Two-Step Synthesis of Dialkyl Carbonates through Transcarbonation and Disproportionation Reactions Catalyzed by Calcined Hydrotalcites

Abstract

A two-step methodology was implemented to prepare dialkyl carbonates from both primary and secondary alcohols, including glycerol acetals, tetrahydrofurfuryl alcohol, and cyclohexanol. Accordingly, alcohols were initially subjected to a batch transcarbonation (carbonate interchange) reaction with the nontoxic dimethyl carbonate, providing the corresponding asymmetrical methyl alkyl carbonates (ROCO2Me). These compounds were then used as reactants for a continuous-flow (CF) disproportionation reaction, producing the corresponding symmetrical dialkyl carbonates (ROCO2R). Although transcarbonation and dismutation took place at different operating temperatures (90 and 180–275 °C, respectively), both reactions were catalyzed by the same heterogeneous Mg/Al mixed oxides catalyst, obtained upon calcination of commercially available hydrotalcites (HTs). Yields and selectivities for methyl alkyl carbonates were excellent, in the range of 93–96% and 95–98%, respectively.

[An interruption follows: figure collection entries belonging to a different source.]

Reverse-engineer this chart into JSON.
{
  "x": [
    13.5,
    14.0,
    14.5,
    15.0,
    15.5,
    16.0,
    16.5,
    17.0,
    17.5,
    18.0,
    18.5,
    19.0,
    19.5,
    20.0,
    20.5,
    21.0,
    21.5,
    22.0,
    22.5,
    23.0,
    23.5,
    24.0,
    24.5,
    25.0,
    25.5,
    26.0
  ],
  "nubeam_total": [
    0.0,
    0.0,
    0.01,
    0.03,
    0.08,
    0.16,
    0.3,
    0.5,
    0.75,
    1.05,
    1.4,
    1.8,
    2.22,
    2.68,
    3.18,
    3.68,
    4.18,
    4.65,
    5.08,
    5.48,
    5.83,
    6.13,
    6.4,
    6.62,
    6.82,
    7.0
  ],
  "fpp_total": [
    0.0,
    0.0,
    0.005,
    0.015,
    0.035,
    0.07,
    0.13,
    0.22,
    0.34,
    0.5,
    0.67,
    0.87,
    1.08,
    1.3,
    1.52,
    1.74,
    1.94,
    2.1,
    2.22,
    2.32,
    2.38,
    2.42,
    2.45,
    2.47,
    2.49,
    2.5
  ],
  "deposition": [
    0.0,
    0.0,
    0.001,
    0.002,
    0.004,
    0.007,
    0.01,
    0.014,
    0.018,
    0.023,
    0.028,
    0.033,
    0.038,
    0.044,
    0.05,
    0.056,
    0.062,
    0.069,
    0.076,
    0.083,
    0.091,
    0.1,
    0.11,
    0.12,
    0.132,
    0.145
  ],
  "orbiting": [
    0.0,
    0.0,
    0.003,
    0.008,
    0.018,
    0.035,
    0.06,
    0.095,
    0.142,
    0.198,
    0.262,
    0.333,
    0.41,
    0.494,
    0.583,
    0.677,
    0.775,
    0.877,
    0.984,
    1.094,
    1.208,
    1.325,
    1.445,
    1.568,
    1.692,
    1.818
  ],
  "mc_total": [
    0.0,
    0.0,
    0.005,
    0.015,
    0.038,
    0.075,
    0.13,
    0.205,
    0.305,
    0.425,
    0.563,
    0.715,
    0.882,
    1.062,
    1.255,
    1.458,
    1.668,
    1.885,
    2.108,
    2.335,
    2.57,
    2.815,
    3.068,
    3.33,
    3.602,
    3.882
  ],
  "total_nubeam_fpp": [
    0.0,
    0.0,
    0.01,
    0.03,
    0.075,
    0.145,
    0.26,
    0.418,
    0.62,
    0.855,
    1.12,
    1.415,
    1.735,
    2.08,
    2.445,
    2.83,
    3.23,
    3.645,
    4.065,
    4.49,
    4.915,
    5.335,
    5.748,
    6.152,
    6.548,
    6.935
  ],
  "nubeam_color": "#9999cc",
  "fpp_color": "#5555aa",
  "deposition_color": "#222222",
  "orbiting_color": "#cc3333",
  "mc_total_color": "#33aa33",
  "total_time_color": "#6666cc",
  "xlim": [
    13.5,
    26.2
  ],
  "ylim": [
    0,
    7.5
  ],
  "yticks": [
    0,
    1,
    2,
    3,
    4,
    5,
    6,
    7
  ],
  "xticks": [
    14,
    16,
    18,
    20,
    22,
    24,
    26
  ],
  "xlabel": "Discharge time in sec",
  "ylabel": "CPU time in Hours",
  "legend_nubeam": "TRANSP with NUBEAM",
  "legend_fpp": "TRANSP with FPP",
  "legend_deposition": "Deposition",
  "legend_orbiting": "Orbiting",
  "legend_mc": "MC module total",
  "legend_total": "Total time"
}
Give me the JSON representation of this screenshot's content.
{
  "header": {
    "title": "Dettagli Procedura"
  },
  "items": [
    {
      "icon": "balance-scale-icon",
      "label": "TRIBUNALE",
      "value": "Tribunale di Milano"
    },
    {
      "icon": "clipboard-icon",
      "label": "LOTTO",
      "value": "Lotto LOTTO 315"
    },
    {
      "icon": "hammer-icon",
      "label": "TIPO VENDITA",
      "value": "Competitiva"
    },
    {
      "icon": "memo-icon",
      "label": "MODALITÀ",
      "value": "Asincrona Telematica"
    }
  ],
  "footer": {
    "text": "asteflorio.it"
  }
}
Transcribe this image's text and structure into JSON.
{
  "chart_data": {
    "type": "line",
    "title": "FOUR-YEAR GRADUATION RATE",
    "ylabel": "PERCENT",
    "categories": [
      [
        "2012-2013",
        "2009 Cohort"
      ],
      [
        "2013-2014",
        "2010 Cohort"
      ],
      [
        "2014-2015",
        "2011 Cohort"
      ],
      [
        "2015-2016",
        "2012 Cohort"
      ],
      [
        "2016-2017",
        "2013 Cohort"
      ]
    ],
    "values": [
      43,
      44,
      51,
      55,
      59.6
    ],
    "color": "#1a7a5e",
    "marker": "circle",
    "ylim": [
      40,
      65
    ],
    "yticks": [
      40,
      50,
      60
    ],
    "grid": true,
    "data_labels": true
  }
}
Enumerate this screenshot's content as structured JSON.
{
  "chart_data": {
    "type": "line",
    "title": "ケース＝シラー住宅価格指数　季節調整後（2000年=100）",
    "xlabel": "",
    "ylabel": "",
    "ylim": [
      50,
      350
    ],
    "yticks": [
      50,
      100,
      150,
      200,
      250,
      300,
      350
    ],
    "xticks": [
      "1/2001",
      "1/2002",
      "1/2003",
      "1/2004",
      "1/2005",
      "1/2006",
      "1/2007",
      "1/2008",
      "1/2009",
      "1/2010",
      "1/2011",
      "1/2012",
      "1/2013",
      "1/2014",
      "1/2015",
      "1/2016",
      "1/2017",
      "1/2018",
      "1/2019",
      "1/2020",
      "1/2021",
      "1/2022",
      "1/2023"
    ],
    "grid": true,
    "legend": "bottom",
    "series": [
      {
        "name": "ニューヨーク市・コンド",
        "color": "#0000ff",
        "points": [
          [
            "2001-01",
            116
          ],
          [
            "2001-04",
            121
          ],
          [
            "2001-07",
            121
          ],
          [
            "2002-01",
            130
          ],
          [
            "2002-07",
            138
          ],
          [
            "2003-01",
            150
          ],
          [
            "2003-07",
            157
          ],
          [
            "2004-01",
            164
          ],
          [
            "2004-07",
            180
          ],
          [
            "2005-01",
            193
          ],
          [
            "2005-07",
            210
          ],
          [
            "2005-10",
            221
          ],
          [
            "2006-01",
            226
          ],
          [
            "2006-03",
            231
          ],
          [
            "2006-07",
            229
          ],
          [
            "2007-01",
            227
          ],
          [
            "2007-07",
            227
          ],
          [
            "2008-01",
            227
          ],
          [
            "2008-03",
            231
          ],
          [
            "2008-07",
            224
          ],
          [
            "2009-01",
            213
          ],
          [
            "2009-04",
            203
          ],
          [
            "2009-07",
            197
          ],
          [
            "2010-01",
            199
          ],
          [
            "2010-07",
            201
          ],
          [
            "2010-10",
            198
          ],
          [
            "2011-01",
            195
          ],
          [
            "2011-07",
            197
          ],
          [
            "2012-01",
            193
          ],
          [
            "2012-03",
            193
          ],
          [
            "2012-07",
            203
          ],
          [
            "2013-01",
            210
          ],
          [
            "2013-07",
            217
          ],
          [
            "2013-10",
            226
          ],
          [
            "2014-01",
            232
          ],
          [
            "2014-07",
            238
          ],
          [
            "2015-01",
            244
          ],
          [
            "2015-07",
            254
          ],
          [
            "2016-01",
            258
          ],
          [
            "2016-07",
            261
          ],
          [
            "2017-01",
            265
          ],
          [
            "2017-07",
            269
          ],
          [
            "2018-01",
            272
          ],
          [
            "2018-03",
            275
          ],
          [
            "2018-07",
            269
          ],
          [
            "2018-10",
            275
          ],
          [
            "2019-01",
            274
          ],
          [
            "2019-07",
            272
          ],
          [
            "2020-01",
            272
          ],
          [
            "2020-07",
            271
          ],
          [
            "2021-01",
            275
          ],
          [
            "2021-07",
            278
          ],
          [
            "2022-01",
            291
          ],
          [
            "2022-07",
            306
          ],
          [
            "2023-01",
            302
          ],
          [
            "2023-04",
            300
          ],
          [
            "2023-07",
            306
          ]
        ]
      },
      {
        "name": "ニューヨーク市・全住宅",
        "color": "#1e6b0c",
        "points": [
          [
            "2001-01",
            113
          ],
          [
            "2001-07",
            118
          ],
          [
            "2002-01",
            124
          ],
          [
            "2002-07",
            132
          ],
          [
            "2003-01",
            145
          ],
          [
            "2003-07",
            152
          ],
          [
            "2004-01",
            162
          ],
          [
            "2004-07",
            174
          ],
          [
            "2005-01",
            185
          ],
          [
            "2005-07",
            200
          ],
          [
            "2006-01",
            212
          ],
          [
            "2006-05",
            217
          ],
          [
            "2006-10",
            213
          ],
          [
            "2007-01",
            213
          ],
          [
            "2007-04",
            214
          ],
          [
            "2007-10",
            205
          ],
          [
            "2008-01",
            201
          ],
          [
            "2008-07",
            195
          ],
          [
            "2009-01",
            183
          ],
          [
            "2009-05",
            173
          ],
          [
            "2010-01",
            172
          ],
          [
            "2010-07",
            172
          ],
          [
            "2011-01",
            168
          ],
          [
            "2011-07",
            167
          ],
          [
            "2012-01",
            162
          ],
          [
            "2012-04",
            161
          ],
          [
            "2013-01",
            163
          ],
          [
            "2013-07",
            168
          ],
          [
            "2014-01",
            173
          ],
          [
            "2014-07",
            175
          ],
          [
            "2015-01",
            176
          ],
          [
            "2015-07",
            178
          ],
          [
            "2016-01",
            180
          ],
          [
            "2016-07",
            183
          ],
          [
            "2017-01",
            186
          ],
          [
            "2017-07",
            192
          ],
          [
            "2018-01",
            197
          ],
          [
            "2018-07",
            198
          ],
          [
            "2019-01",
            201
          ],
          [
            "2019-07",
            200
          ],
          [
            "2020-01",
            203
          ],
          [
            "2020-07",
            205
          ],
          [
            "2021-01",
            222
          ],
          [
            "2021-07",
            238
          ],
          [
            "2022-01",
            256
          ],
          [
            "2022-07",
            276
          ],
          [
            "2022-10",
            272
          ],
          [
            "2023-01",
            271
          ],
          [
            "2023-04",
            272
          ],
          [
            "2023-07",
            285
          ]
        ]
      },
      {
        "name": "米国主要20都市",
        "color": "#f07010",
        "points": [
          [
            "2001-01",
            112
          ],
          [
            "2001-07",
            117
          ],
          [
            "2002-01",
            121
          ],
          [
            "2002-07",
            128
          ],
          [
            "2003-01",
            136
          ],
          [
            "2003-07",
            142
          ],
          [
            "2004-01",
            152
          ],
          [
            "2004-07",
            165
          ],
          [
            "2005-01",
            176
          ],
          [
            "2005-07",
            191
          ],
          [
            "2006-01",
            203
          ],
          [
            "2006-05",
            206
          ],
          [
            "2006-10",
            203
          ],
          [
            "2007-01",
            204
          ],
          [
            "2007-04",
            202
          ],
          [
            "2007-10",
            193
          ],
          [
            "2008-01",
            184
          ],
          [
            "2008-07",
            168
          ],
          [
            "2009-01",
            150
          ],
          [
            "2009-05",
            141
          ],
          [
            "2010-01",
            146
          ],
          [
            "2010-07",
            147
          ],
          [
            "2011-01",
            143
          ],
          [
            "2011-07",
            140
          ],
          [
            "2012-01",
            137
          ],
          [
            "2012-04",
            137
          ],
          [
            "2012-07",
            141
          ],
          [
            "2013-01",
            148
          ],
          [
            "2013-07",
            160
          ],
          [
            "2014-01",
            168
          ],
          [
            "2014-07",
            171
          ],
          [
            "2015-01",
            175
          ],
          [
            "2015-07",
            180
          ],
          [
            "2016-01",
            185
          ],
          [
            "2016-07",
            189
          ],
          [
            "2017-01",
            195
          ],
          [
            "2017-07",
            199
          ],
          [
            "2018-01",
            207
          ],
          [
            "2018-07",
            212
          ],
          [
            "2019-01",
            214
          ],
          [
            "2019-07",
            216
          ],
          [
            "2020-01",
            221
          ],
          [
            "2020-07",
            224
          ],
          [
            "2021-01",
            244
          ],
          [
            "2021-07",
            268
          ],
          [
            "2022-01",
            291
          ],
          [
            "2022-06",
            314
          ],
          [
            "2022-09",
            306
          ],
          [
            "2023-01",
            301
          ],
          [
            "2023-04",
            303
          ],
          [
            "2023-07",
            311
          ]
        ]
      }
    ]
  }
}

CF-disproportionation reactions were strongly affected by the nature/structure of reactants; nevertheless, they provided the corresponding dialkyl carbonates with selectivities and productivities up to 92% and 164 mgprod·(gcat·min)−1, respectively. Overall, the reported methodology displays attractive sustainability features, including a straightforward upgrade of biomass derivatives, development of a continuous-flow intensified process, and improved catalyst recycle and products’ purification, while disclosing stimulating perspectives for further investigations on the reaction mechanism and on the role of HTs as catalyst precursors for the synthesis of organic carbonates.